Summary and conclusions
Real economic convergence is a long-term phenomenon, but, for Poland, research at a regional level usually covers short periods. Evaluation of Cohesion Policy in Poland shows that all regions are catching up with the EU28 average (external convergence). The closing of the gap by eastern regions is to a large extent a result of EU funds. However, disparities between regions are still increasing. In this study we analyzed the dynamics of regional disparities in Poland for the longest period ever analyzed (1990–2017). We focused on the comparison of patterns of regional convergence before and after EU accession with the methodology of parallel sigma convergence.

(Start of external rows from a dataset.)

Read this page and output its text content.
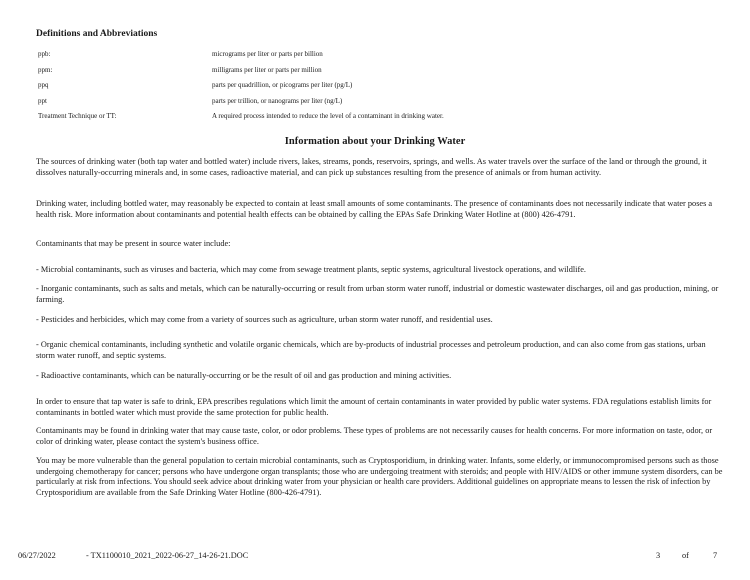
Definitions and Abbreviations
ppb:	micrograms per liter or parts per billion
ppm:	milligrams per liter or parts per million
ppq	parts per quadrillion, or picograms per liter (pg/L)
ppt	parts per trillion, or nanograms per liter (ng/L)
Treatment Technique or TT:	A required process intended to reduce the level of a contaminant in drinking water.
Information about your Drinking Water

The sources of drinking water (both tap water and bottled water) include rivers, lakes, streams, ponds, reservoirs, springs, and wells. As water travels over the surface of the land or through the ground, it dissolves naturally-occurring minerals and, in some cases, radioactive material, and can pick up substances resulting from the presence of animals or from human activity.

Drinking water, including bottled water, may reasonably be expected to contain at least small amounts of some contaminants. The presence of contaminants does not necessarily indicate that water poses a health risk. More information about contaminants and potential health effects can be obtained by calling the EPAs Safe Drinking Water Hotline at (800) 426-4791.

Contaminants that may be present in source water include:

- Microbial contaminants, such as viruses and bacteria, which may come from sewage treatment plants, septic systems, agricultural livestock operations, and wildlife.

- Inorganic contaminants, such as salts and metals, which can be naturally-occurring or result from urban storm water runoff, industrial or domestic wastewater discharges, oil and gas production, mining, or farming.

- Pesticides and herbicides, which may come from a variety of sources such as agriculture, urban storm water runoff, and residential uses.

- Organic chemical contaminants, including synthetic and volatile organic chemicals, which are by-products of industrial processes and petroleum production, and can also come from gas stations, urban storm water runoff, and septic systems.

- Radioactive contaminants, which can be naturally-occurring or be the result of oil and gas production and mining activities.

In order to ensure that tap water is safe to drink, EPA prescribes regulations which limit the amount of certain contaminants in water provided by public water systems. FDA regulations establish limits for contaminants in bottled water which must provide the same protection for public health.

Contaminants may be found in drinking water that may cause taste, color, or odor problems. These types of problems are not necessarily causes for health concerns. For more information on taste, odor, or color of drinking water, please contact the system's business office.

You may be more vulnerable than the general population to certain microbial contaminants, such as Cryptosporidium, in drinking water. Infants, some elderly, or immunocompromised persons such as those undergoing chemotherapy for cancer; persons who have undergone organ transplants; those who are undergoing treatment with steroids; and people with HIV/AIDS or other immune system disorders, can be particularly at risk from infections. You should seek advice about drinking water from your physician or health care providers. Additional guidelines on appropriate means to lessen the risk of infection by Cryptosporidium are available from the Safe Drinking Water Hotline (800-426-4791).

06/27/2022	- TX1100010_2021_2022-06-27_14-26-21.DOC	3	of	7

The picture does not seem to differ much for the two subperiods – regional sigma divergence is observed in both of them. Mazowieckie grew much faster than the average, while eastern regions lagged behind. Regional inequalities increased in the same way before and after 2004. The hypothesis that the dynamics (slope) of income inequalities were identical before and after EU accession cannot be rejected. In several cases even the more restrictive assumption that the direction of year-by-year changes of inequalities in two compared periods was the same is confirmed. Therefore, Poland's accession to the European Union did not have a significant impact on the dynamics of regional convergence processes. Despite significant resources aimed at cohesion having been allocated after EU accession, especially in lagging eastern regions, the patterns of internal convergence did not change after 2004 and development gaps continued to grow. Previous research has indicated that all regions would have grown at a slower pace without EU membership and that the poorest Polish regions gained most from the accession. However, after 2004 the initially richest regions developed even faster than before, which has accelerated divergence processes in Poland. The impact of the Cohesion Policy was not strong enough to fully offset these tendencies, but slowed the process of divergence.